La société simple est une structure sans personnalité juridique, privilégiée pour la gestion de patrimoine familial ou la collaboration entre professionnels indépendants.

Société de droit commun Association momentanée Maatschap

Définition et explication

Introduite et réformée par le Code des sociétés et des associations (CSA), la société simple est la forme de base de toutes les sociétés. Contrairement à la SRL ou à la SA, elle ne possède pas de personnalité juridique distincte de celle de ses associés. Cela signifie que ses fondateurs agissent en leur nom propre et engagent leur responsabilité personnelle sur l’ensemble de leurs biens.

Malgré cette absence de personnalité juridique, vous devez l’inscrire à la Banque-Carrefour des Entreprises (BCE) et tenir une comptabilité, souvent simplifiée. Cette structure est très prisée pour la planification successorale. Elle permet aux parents de transférer la valeur économique d’un patrimoine à leurs enfants tout en conservant le contrôle total sur sa gestion, en se désignant comme gérants statutaires.

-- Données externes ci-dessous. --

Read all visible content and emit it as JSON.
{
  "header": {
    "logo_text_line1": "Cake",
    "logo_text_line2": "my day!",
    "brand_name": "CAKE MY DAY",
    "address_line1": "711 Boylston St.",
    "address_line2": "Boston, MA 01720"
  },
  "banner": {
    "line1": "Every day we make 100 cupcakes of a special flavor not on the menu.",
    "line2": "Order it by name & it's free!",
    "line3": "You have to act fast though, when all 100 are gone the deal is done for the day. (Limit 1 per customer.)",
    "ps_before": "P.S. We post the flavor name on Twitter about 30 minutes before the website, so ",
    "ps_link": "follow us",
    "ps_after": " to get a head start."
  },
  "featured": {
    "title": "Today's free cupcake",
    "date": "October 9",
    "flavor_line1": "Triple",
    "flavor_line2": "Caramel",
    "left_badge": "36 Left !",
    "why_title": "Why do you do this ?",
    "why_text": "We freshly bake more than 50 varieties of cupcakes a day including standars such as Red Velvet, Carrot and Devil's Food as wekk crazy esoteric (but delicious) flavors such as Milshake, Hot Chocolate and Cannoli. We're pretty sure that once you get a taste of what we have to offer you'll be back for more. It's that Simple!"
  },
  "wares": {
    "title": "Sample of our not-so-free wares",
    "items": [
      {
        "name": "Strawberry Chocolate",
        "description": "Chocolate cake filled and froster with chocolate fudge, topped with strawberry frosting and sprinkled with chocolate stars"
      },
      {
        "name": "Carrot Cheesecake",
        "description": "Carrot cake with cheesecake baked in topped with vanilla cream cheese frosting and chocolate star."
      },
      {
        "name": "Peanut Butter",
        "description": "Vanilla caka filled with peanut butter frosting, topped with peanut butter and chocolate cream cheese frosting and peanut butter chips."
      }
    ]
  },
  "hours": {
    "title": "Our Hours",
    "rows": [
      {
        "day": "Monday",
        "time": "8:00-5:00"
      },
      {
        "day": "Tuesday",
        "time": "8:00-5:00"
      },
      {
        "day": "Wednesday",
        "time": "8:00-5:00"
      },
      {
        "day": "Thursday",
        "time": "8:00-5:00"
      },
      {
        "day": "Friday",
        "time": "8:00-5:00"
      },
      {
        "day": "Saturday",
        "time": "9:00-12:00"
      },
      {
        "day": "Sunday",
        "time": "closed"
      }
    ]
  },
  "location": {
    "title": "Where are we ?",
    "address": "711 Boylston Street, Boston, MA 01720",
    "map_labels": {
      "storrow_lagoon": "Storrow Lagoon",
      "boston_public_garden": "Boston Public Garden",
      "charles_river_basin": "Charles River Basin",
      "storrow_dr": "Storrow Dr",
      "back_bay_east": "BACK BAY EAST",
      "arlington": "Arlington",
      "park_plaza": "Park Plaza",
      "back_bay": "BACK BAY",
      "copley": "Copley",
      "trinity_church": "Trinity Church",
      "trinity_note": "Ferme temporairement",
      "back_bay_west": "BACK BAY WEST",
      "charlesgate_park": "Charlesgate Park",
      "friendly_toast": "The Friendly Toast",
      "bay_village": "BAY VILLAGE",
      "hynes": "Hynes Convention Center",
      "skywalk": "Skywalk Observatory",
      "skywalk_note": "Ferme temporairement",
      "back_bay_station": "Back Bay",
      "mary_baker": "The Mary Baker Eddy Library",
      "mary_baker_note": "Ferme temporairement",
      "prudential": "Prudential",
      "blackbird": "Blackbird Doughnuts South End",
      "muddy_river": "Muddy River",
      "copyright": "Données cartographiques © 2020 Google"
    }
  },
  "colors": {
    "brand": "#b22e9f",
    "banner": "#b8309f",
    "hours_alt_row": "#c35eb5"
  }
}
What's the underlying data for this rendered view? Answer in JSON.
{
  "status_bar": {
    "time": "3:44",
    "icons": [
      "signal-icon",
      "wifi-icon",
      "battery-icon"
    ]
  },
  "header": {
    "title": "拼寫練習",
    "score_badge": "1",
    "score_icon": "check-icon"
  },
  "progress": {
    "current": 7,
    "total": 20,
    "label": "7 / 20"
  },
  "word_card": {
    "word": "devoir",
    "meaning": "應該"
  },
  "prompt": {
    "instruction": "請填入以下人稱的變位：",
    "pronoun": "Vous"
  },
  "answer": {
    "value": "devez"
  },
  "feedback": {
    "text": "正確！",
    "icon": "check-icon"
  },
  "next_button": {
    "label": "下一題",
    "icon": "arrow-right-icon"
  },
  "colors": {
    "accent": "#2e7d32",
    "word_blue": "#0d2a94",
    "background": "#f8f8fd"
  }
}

Quand la société simple s'applique-t-elle ?

  • Planification successorale : Pour organiser la transmission d’un patrimoine (titres, biens immobiliers) tout en gardant le contrôle direct de sa gestion.
  • Partenariat commercial : Lorsque deux entrepreneurs souhaitent collaborer sur un projet spécifique sans créer de structure lourde.
  • Professions libérales : Pour partager des frais ou des locaux entre médecins, avocats ou architectes.
  • Activité agricole : Pour exploiter une ferme en commun sous la forme d’une société agricole, qui est une variante légale de cette structure.

Exemple de planification familiale via une société simple

Vous possédez un portefeuille d’actions d’une valeur de 500 000 euros. Vous souhaitez transmettre ce capital à vos deux enfants pour minimiser les futurs droits de succession, mais vous refusez de perdre le contrôle de ces fonds et de leurs revenus de votre vivant.

À retenir

Vous constituez une société simple avec vos enfants et y apportez le portefeuille d’actions. Vous donnez ensuite la nue-propriété de vos parts à vos enfants et en conservez l’usufruit. Vous êtes désigné comme gérant statutaire dans l’acte constitutif. Résultat : vous décidez seul de la vente ou de l’achat des actions, vous touchez les dividendes, et à votre décès, les enfants deviennent pleins propriétaires des parts sans payer de droits de succession supplémentaires. Vos créanciers éventuels pourraient toutefois saisir vos biens personnels, car votre responsabilité demeure illimitée.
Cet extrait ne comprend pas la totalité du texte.